Functional roles for FEN1 phosphate steering residues in multi-step substrate verification prior to reaction

Flap endonuclease 1 (FEN1) removes 5′-flaps from double-flap DNA junction intermediates during replication and repair. Substrate recognition and reaction site selection depend on two intrinsically disordered regions: the α4–α5 helical arch, through which the 5′-flap threads prior to catalysis, and the adjacent 3′-flap binding pocket, which allosterically signals disorder-to-order transition of the arch upon sensing a 3′-flap, committing the enzyme–DNA complex towards reaction.
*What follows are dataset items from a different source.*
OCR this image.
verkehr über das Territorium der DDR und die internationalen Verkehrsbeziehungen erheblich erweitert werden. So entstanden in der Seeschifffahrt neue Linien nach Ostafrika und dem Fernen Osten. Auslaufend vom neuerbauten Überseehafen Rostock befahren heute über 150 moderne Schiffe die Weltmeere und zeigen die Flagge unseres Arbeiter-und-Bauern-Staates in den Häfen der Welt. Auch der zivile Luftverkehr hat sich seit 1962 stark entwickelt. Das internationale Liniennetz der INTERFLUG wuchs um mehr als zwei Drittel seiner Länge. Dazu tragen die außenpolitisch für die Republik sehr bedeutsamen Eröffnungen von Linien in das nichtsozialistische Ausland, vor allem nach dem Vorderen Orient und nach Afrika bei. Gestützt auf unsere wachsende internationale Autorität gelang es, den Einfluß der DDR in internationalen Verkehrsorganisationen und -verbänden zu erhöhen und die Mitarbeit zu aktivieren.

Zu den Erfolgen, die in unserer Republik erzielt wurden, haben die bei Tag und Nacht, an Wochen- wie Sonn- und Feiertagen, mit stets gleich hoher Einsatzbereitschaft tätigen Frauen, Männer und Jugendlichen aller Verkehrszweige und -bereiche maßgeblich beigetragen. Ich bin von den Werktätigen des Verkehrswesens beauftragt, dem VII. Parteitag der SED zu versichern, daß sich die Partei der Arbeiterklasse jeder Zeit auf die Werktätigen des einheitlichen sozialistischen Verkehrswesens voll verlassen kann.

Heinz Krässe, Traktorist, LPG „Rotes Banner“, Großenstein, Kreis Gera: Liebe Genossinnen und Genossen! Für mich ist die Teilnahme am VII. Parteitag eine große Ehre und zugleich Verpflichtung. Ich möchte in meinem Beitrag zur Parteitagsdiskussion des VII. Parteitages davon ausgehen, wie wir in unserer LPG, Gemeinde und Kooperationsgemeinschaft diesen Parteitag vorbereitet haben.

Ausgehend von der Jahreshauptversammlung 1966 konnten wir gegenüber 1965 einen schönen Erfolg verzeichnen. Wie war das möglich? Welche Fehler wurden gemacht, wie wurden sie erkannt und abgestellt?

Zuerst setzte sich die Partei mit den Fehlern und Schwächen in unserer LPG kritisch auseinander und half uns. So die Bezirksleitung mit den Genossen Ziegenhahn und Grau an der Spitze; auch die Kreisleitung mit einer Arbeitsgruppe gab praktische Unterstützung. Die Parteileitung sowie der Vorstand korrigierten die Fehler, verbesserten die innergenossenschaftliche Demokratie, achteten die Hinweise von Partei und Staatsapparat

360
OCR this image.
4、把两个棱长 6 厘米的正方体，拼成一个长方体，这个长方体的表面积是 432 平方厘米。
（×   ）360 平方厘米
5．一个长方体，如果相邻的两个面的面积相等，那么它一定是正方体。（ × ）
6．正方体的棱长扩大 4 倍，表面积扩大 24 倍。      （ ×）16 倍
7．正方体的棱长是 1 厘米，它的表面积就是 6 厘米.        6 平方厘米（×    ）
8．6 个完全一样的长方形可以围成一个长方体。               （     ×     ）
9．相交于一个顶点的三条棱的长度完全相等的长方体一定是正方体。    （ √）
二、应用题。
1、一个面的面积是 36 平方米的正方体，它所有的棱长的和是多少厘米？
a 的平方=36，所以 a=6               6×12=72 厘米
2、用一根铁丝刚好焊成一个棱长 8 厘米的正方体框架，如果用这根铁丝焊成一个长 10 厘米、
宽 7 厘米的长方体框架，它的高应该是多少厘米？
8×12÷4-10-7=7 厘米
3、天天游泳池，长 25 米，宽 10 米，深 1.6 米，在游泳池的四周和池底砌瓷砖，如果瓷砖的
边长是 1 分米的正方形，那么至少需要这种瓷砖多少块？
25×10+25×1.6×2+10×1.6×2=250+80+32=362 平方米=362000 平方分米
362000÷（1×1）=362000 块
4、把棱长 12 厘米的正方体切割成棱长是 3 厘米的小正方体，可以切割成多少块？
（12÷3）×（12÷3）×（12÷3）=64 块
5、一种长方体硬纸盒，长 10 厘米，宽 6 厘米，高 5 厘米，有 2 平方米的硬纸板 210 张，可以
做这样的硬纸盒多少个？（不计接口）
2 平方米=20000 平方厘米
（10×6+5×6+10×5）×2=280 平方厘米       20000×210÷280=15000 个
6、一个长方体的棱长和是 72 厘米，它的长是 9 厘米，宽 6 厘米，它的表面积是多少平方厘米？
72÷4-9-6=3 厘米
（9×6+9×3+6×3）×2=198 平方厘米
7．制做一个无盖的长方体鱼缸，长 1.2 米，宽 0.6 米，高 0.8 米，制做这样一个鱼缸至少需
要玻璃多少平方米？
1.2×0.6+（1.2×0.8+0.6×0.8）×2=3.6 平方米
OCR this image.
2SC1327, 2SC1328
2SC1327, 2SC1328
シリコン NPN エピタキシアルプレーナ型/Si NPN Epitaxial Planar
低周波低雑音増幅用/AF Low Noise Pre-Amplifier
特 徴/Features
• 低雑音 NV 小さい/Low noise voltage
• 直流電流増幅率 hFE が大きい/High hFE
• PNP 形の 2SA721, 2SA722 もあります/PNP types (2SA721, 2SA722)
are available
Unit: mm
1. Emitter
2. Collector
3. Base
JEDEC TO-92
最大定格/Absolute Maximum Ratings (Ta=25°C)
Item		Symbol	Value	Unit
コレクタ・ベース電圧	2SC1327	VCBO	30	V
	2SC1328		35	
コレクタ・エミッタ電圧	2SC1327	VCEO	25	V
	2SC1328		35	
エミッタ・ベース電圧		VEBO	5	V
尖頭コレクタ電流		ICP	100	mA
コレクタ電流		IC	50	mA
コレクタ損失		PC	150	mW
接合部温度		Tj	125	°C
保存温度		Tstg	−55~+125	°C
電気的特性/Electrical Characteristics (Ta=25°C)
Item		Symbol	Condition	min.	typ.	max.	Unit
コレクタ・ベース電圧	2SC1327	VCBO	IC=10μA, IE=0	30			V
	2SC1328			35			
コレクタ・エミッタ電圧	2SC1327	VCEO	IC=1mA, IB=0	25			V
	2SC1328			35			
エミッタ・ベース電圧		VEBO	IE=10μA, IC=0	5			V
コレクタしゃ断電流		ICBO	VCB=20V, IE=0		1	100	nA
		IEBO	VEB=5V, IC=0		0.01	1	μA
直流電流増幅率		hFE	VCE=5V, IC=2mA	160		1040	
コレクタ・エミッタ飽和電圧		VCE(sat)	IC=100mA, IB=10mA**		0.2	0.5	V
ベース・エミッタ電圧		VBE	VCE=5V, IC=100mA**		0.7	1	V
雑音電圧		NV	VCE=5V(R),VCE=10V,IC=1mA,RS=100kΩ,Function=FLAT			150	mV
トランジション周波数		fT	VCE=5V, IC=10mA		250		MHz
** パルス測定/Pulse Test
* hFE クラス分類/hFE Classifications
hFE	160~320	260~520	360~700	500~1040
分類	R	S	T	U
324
The phosphate steering hypothesis proposes that conserved, positively charged amino acids in α4/α5 facilitate passage of 5′-flap DNA through the arch during threading and position the target phosphate diester for hydrolysis; however, supporting evidence is limited and mechanistic details are currently lacking. We investigated functional roles for these residues using kinetic and spectroscopic methods, finding that alanine substitutions of Arg103, Arg104, Arg129 and Lys132 modestly reduce the catalytic rate and the stability of 5′-flap threading. Following arch ordering, distortion of the reacting DNA duplex is necessary for active site transfer of the target cut site, and we identified key roles in this process for two substrate-facing residues from α5, Lys125 and Arg129. Concurrently, ‘back-of-arch’ residues Arg104 and Lys132 contact the +1 phosphate to precisely position the target phosphodiester for hydrolysis. Helicity-disrupting mutations in α4/α5, designed to impair ordering, reduced the catalytic rate and severely inhibited allosteric signalling of 3′-flap recognition to the active site. These findings define critical functional roles for phosphate steering residues in the FEN1 mechanism, and inform a deeper understanding of how coordinated substrate verification optimises targeting specificity to preserve genome integrity.